Tuesday, June 28, 2022

Palliative care is a relatively new specialty of medicine that arose out of the hospice movement of Cicely Saunders from the 1960s, and a book by Elisabeth Kubler-Ross called “On Death and Dying.” These women highlighted the importance, and the manifold ways, in which medicine had a responsibility and numerous methodologies for providing comfort care for those in the terminal stages of life.

The practitioners of this specialty, not limited to oncology but certainly closely intertwined with it, place an emphasis on symptom management, including pain, dyspnea, appetite and weight loss, anxiety and depression, and mental deterioration. They also focus on end-of-life support, providing an ear for the patient’s fear of death and helping him/her to cope. As do other oncologists, I try to work hand-in-hand with my palliative care colleagues to provide a balance of antineoplastic therapy while simultaneously providing for their symptomatic and spiritual needs, something that was always a major burden in the past but seems lighter now when it can be shared with palliative care specialists.

A major issue in this arena is the timing of referral to palliative care. Many if not most patients see it as an abandonment of active or aggressive care—in essence, giving up on them. Thus, referral to palliative care is usually delayed to the last possible moment, when the patient is truly on death’s door, bordering on comatose, when there can be few benefits from the referral and when better symptomatic and emotional relief could have been achieved significantly earlier. In truth, this problem is slowly improving as these providers prove their worth and oncologists are gradually turning to them earlier in the course of the disease.

A truly remarkable milestone study on this issue was published in 2010 in the New England Journal of Medicine by Jennifer Temel of the Dana-Farber Cancer Institute, a palliative care physician. Metastatic non-small cell lung cancer (adenocarcinoma and squamous cell carcinoma) generally has a life expectancy of about one year from diagnosis (or so it was at the time of this study). Temel and her team hypothesized that these patients would benefit in terms of their quality of life by having earlier access to palliative care consultation. Therefore, they randomized 151 such patients to either receive palliative care consultation immediately at the time of diagnosis or to usual care. Everyone received the standard oncologic treatment with chemotherapy. As hypothesized, the group randomized to upfront palliative care had better quality of life (based on a standardized questionnaire) and had fewer depressive symptoms. Nothing earthshaking here.

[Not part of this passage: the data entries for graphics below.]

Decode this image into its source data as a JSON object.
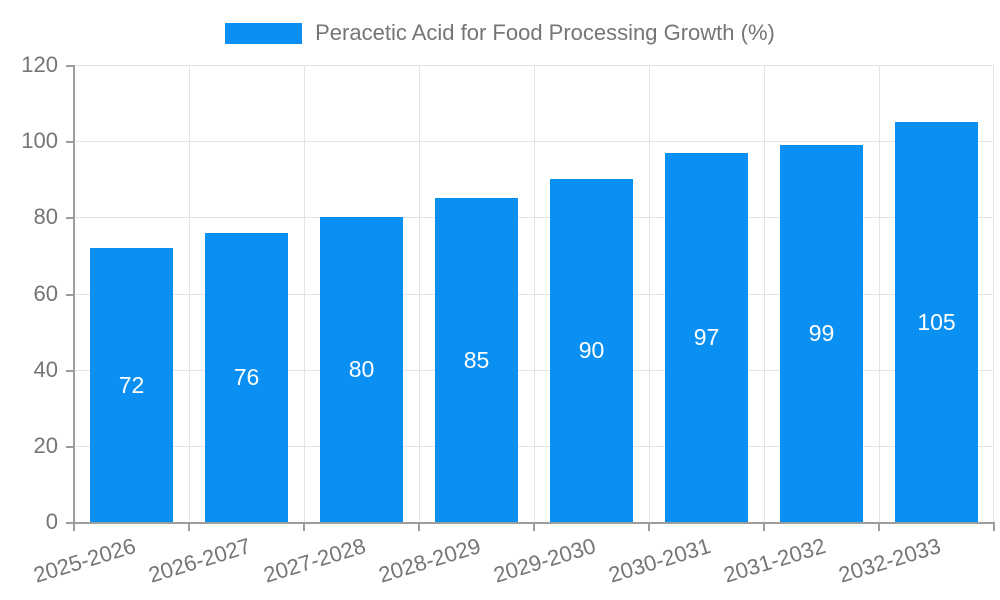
{
  "legend": {
    "label": "Peracetic Acid for Food Processing Growth (%)"
  },
  "colors": {
    "bar": "#0a90f3",
    "value_label": "#ffffff",
    "grid": "#e4e4e4",
    "axis": "#9d9d9d",
    "tick_text": "#757575",
    "background": "#ffffff"
  },
  "chart_data": {
    "type": "bar",
    "title": "Peracetic Acid for Food Processing Growth (%)",
    "xlabel": "",
    "ylabel": "",
    "categories": [
      "2025-2026",
      "2026-2027",
      "2027-2028",
      "2028-2029",
      "2029-2030",
      "2030-2031",
      "2031-2032",
      "2032-2033"
    ],
    "series": [
      {
        "name": "Peracetic Acid for Food Processing Growth (%)",
        "values": [
          72,
          76,
          80,
          85,
          90,
          97,
          99,
          105
        ]
      }
    ],
    "value_labels_shown": true,
    "ylim": [
      0,
      120
    ],
    "ytick_step": 20,
    "yticks": [
      0,
      20,
      40,
      60,
      80,
      100,
      120
    ],
    "grid": true,
    "legend_position": "top"
  }
}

However, there was an additional, remarkable finding. The group receiving early palliative care lived a median of 11.6 months while the control group lived 8.9 months, an unexpected finding. In attempting to elucidate the reason for this difference in survival between the two groups, they found that the group receiving early palliative care received less aggressive end-of-life care (33%) than the control group (54%). In other words, after everyone had received the one evidence-based chemotherapy regimen that was known to be effective for lung cancer and had progressed on that, those who were under the care of a palliative care physician were less likely to move on to unproven second- and third-line chemotherapy regimens, which are often recommended to desperate patients. Such treatments usually do not provide a benefit and do give side effects.

Temel repeated this study but with a mix of advanced lung and GI cancer patients (published in 2017). Again, those randomized to early palliative care had significantly improved quality of life—both the lung cancer and GI cancer patients. No difference in survival outcomes was observed, however. Other investigators have also repeated these studies and confirmed that earlier palliative care involvement improves quality of life.

What are we to make of all these studies and observations? Clearly earlier palliative care consultation is an important approach and should be standard of care for those with advanced cancer for the purpose of improving the patient’s potential symptoms and quality of life. To the degree that it discourages giving unproven chemotherapy treatments up until the time of death, it probably serves a second positive aim.

Does it actually prolong life? That is more dubious. At least for the advanced non-small cell lung cancer population, the group in whom Temel did her original study before 2010, thankfully things have changed considerably. Precision medicine has brought to bear a slew of new treatments that have significantly increased survival for 30-40% of patients. Furthermore, immunotherapy has also had a dramatic impact on survival. Studies post-2010 may not show similar survival effects.

Alfred I. Neugut, MD, PhD, is a medical oncologist and cancer epidemiologist at Columbia University Irving Medical Center/New York Presbyterian and Mailman School of Public Health in New York.

This article is for educational purposes only and is not intended to be a substitute for professional medical advice, diagnosis, or treatment, and does not constitute medical or other professional advice. Always seek the advice of your qualified health provider with any questions you may have regarding a medical condition or treatment.